☠ Prologue ☠
For generations, Westden lay engulfed in the pale monotony of winter. The cold was predatory, seeping through the townsfolk’s winterwear, biting into their skin till its frozen fangs sank through their flesh and found bone. Here, the elements were spiteful. Draped in thick furs and more coats than he could count, Sheriff Dempsey stepped outside of his office, the frost quick to cling to his whiskered face. Under the lame gaze of the morning sun, he sighted a woman who’d visited him every day for the past three; Amanda Baker.
She was one of many mothers whose children had gone missing. Each day she went without answers, the color faded from her eyes, the glint of hope dimming in her soul. Still, she came. Even in the thick of winter, she braved the cold, chattering teeth and all. When he met her gaze, Sheriff Dempsey noted the redness in her eyes. They itched from her tears, yet Amanda wore her bravest face in defiance. Her son was alive. She had to believe so, even if no one else did.
“Morning, Mrs. Baker.”
Dempsey nodded in greeting, his voice pitched by the morning rasp. However, even his stone cold professionalism faltered—if only for a second—before the tortured mother.
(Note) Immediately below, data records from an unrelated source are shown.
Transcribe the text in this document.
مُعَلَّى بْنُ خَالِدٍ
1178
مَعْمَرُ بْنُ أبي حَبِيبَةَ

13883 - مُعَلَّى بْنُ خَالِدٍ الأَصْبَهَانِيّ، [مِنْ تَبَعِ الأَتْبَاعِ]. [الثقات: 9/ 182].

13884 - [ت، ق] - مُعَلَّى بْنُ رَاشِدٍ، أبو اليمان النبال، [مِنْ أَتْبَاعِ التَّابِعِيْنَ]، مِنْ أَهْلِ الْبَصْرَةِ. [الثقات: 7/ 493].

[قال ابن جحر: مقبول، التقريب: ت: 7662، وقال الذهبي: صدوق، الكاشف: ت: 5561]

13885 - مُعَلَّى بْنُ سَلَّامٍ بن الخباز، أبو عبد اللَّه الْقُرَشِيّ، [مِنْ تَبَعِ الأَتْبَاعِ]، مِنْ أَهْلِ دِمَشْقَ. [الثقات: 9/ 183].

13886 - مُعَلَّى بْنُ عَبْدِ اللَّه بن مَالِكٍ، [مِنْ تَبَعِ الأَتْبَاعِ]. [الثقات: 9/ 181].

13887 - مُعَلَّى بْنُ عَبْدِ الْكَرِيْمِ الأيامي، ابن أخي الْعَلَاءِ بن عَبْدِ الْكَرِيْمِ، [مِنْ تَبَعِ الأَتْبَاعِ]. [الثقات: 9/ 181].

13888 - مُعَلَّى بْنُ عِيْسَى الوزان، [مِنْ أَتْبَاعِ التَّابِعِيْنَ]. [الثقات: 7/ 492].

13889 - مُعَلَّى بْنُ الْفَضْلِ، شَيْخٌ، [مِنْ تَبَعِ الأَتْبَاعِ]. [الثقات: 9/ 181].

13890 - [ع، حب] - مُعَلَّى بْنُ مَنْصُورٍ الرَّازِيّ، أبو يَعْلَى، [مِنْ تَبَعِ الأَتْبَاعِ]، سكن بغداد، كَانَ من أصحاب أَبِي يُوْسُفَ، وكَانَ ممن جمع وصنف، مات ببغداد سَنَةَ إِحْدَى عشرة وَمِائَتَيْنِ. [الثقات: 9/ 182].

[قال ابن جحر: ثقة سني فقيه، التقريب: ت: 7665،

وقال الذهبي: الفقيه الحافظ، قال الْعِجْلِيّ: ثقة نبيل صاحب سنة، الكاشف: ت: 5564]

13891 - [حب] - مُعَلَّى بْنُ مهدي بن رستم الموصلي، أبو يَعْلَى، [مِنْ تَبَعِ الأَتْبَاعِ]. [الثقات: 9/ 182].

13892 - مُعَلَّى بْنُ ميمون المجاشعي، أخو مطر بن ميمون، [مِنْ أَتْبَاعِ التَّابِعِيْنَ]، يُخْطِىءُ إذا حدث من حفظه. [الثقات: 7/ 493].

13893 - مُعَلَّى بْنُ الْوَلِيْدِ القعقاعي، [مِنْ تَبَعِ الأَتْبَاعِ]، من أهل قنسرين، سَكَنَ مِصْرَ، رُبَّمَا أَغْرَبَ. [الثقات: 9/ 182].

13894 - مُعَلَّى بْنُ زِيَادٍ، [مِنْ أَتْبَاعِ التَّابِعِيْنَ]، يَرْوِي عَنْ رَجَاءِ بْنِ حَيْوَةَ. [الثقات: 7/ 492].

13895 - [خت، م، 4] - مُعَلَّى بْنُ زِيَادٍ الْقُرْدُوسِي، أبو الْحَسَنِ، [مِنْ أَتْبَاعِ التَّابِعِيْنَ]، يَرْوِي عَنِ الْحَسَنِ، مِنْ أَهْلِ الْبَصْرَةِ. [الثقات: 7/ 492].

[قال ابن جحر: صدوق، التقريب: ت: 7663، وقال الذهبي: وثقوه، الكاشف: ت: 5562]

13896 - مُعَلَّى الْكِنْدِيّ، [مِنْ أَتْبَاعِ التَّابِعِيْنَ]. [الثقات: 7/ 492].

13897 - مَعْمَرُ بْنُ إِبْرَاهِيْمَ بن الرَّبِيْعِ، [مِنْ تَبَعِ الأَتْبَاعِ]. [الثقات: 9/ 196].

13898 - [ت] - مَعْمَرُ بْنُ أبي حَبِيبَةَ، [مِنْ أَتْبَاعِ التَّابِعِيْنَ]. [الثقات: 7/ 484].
“Any news? About who took my James, I mean.” Jaw clenched, she stood hopeful, her heart pounding against her chest like a rioting prisoner.
A sigh escaped Dempsey’s lips, billowing as frozen vapor, a mist that Amanda mistook as the sheriff’s last gust of patience. Yet, it was one of guilt. He welcomed her into his office, as he did with every other parent who came his way that day. Despite his best efforts and the tiresome searches he spearheaded, neither the lost nor the dead were found. Before long, the townsfolk took up arms. Fed up with Dempsey’s failures, they embarked on searches of their own.
In the ensuing days, their searches intensified. And under the leadership of Father John, a Machiavellian soul helming North Saints Church, their searches devolved into witch-hunts. Men and women from walks of life that Father John claimed teemed with sin were dragged to the altar to answer for crimes they never committed. As tensions between the townsfolk and law enforcement peaked, the chaos blanketing all of Westden steered all attention away from the insidious cult lurking under their noses.
☠ Present, Midnight ☠
In the dead of night, the grating roar of the Pale Horse—Blackstone’s motorcycle—clashed with the whistled song of the surrounding wind. The smoldering glow of its burning wheels set the air ablaze, and the thick scent of hot steel and burning rubber trailed the melting snow in the Damned Saint’s wake. Within moments, the wheels of the Pale Horse rolled on asphalt no more. Blackstone, making haste, left the road for the woodlands that flanked it.
The thick trees protested his presence, their wooden skin crackling in embers, their roots recoiling wherever he rode. Here, the Damned Saint sensed an evil that left his soul storming in rage. Yet, no matter where he swept his eyeless gaze, he saw nothing. So thick was the wickedness surrounding him it seemed indistinguishable from air. His skull burned blacker and its flame redder. He ought to scorch the forest to ash and soot.

Yet, a spark of something within kept him from doing so. The naïve would mistake it for his last vestige of human reason. It was anything but. No, it was the dark desire to ensnare the guilty, to hear their helpless pleas as his chain bites into their flesh, its flaming steel drinking their boiling blood. The rage overwhelmed him, for Blackstone needn’t hear a bone cracking underfoot to sense the skeletons buried in the snow and soil.
A roar tore out of his throat. Pitched by his eldritch fury, it was equal parts piercing shrill and bellowing rumble. A hair's breadth later, the forest fell silent, and Blackstone rode onward, abandoning it—a child graveyard—for Westden in search of those who buried them there.